If $g: X \to X$ such that $g^m=g^n$ for positive integers $m$ and $n$ where $m \gt n$. $g^m$ denotes $g(g(g(\cdots g(x))$
Prove that $g$ is One to one function if and only if $g$ is Onto.
First i considered $m=2$ and $n=1$. So
$$g(g(x))=g(x) \tag{1}$$
Now Since $g$ is Onto $\forall$ $y \in X$, $\exists$ $x \in X$ such that
$$g(x)=y$$
So substituting $g(x)=y$ in $(1)$ we get
$$g(y)=y$$ which is an identity function and hence $g$ is one to one.
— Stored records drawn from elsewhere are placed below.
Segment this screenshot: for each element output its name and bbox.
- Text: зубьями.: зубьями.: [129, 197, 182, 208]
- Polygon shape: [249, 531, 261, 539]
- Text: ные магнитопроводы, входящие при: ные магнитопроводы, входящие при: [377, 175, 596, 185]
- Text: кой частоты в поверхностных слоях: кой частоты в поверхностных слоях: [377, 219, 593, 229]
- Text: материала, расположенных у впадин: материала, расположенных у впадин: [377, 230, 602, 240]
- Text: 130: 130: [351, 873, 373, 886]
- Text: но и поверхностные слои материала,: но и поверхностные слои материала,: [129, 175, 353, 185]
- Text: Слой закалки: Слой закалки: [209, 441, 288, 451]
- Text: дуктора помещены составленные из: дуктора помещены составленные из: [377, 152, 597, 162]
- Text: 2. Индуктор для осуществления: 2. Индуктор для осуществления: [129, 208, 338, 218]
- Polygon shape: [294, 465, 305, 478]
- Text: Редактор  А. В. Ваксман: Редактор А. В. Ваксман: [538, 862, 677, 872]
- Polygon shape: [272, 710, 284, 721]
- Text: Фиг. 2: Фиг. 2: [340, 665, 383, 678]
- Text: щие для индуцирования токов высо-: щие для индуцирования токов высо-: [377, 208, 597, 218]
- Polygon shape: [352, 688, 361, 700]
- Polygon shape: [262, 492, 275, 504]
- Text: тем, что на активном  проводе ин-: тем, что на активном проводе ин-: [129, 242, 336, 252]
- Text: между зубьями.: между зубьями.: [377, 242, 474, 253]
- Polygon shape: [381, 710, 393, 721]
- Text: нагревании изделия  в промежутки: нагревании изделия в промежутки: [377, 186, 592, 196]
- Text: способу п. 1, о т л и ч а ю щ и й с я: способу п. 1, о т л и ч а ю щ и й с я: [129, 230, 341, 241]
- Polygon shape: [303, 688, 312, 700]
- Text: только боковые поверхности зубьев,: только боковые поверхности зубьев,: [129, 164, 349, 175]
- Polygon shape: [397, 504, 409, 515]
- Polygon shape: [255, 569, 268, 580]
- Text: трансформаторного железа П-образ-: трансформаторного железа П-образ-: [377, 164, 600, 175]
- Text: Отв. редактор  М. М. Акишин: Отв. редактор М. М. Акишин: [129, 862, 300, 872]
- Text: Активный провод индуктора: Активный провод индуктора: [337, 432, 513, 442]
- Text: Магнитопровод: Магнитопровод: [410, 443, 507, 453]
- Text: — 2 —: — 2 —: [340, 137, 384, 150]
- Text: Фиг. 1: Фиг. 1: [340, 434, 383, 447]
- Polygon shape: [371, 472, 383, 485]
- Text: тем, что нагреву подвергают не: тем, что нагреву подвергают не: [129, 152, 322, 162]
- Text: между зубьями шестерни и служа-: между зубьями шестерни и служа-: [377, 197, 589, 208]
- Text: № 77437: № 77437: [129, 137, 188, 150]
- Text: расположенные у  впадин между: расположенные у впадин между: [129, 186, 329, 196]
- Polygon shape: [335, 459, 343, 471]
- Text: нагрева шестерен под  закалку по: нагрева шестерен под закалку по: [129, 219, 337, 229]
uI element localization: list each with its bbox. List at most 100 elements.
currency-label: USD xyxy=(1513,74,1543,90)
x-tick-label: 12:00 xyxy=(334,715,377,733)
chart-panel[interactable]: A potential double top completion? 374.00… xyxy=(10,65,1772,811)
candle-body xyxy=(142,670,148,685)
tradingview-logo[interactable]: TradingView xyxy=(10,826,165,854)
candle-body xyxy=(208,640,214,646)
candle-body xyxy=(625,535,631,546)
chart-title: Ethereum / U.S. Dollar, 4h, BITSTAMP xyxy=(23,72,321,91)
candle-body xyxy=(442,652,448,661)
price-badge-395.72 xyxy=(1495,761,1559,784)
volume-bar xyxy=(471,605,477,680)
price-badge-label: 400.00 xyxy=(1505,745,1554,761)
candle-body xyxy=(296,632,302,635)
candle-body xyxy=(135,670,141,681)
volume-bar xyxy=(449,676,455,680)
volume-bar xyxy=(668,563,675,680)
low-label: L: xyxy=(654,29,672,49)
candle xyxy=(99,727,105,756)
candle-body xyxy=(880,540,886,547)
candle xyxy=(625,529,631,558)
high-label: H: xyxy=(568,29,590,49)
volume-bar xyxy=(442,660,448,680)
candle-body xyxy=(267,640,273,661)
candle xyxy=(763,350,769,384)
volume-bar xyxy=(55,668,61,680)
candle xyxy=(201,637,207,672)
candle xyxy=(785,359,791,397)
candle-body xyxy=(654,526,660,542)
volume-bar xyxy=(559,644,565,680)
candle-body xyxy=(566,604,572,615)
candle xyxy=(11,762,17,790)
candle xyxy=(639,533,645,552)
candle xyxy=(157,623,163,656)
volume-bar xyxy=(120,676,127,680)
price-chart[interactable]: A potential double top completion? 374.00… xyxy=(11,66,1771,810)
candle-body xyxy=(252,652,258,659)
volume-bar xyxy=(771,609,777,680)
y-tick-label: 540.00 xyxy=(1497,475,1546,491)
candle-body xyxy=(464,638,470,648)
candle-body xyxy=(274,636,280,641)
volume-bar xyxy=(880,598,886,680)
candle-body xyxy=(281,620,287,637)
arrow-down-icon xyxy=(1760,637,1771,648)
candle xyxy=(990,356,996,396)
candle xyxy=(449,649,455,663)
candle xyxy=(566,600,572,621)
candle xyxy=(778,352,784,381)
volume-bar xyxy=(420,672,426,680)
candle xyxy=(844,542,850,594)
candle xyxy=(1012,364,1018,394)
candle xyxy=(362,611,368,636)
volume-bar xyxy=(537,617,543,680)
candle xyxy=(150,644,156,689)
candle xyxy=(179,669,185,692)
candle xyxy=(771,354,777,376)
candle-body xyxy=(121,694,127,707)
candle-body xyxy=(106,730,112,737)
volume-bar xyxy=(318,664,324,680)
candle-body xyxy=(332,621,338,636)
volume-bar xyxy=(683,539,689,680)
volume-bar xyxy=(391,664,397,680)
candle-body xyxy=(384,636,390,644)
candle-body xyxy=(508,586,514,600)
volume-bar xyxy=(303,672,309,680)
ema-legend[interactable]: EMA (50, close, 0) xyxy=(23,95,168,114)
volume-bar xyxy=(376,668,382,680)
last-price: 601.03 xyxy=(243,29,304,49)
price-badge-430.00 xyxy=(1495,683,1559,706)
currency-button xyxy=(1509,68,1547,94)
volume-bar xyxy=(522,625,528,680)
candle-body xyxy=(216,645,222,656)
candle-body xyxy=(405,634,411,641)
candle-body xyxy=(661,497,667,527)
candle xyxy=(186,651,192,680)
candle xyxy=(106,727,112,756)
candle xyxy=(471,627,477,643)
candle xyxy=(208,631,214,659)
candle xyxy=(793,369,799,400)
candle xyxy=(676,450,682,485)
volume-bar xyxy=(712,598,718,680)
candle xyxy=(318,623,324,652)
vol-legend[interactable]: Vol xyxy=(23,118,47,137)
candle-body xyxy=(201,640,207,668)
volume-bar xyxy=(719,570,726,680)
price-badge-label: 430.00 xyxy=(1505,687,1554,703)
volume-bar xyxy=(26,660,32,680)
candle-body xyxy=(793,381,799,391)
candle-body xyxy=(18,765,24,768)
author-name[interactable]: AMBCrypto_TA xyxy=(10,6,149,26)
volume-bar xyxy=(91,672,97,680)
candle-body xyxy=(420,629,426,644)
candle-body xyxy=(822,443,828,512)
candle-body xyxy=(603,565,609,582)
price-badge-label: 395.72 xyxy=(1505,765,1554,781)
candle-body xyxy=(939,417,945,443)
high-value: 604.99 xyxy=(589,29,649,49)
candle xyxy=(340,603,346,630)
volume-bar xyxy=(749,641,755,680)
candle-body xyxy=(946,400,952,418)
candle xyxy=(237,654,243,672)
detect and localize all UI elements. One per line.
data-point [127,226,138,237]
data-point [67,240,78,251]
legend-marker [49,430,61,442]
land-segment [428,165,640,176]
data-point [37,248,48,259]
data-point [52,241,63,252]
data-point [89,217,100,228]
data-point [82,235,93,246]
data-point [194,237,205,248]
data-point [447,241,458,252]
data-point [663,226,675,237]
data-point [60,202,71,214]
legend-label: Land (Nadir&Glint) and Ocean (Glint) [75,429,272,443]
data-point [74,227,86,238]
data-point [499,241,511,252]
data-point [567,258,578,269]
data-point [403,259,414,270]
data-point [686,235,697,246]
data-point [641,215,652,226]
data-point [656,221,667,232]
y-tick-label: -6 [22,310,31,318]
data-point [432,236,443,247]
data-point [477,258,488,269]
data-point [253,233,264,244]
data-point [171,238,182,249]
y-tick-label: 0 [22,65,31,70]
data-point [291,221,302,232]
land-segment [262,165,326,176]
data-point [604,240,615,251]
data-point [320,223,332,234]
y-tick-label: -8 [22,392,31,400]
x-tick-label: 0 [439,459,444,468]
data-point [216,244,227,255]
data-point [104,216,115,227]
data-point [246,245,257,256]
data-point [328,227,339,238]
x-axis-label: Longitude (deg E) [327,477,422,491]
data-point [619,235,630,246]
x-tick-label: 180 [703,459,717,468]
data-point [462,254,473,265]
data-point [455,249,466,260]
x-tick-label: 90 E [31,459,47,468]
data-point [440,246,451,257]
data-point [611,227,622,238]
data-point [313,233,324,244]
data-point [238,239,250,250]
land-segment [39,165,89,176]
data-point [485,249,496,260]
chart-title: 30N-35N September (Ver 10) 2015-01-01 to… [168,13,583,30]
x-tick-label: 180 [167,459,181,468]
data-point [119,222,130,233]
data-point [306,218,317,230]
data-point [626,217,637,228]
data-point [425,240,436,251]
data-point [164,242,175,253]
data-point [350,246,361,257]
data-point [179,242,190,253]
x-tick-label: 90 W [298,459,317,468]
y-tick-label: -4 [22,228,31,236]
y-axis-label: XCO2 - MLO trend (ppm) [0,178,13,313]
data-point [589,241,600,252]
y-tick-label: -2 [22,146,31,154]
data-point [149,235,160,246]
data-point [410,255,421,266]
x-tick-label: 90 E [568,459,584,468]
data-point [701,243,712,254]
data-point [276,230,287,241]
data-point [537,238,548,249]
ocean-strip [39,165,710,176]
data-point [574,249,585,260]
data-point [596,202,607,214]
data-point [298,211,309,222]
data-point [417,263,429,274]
Similarly what ever $m$ and $n$ we choose we get $g$ as an identity function.
is this correct approach?
Assumptions in question: $g^m(x) = g^n(x)$ for all $x \in X$ for some fixed $m > n$.
Answer: Now, note that $g^m(x) = g^{m-n}g^n(x) = g^n(x)$ and thus, $g^{m-n}\restriction_{g^n(X)} = id\restriction_{g^n(X)}$.
If $g$ not onto then $g^n(X) \not= X$, and so $g^{m-n}$ pushes points outside $g^n(X)$ into $g^n(X)$ but leaves things inside $g^n(X)$ unchanged, so $g^{m-n}$ is not one to one, and thus neither is $g$. That shows one direction.
On the other hand, if $g$ is onto, then $g^n(X) = X$, and thus, since $g^{m-n} \restriction_{g^n(X)} = id \restriction_{g^n(X)}$, we see that $g^{m-n} = id$. Thus, $g$ must be one to one. That proves the other direction.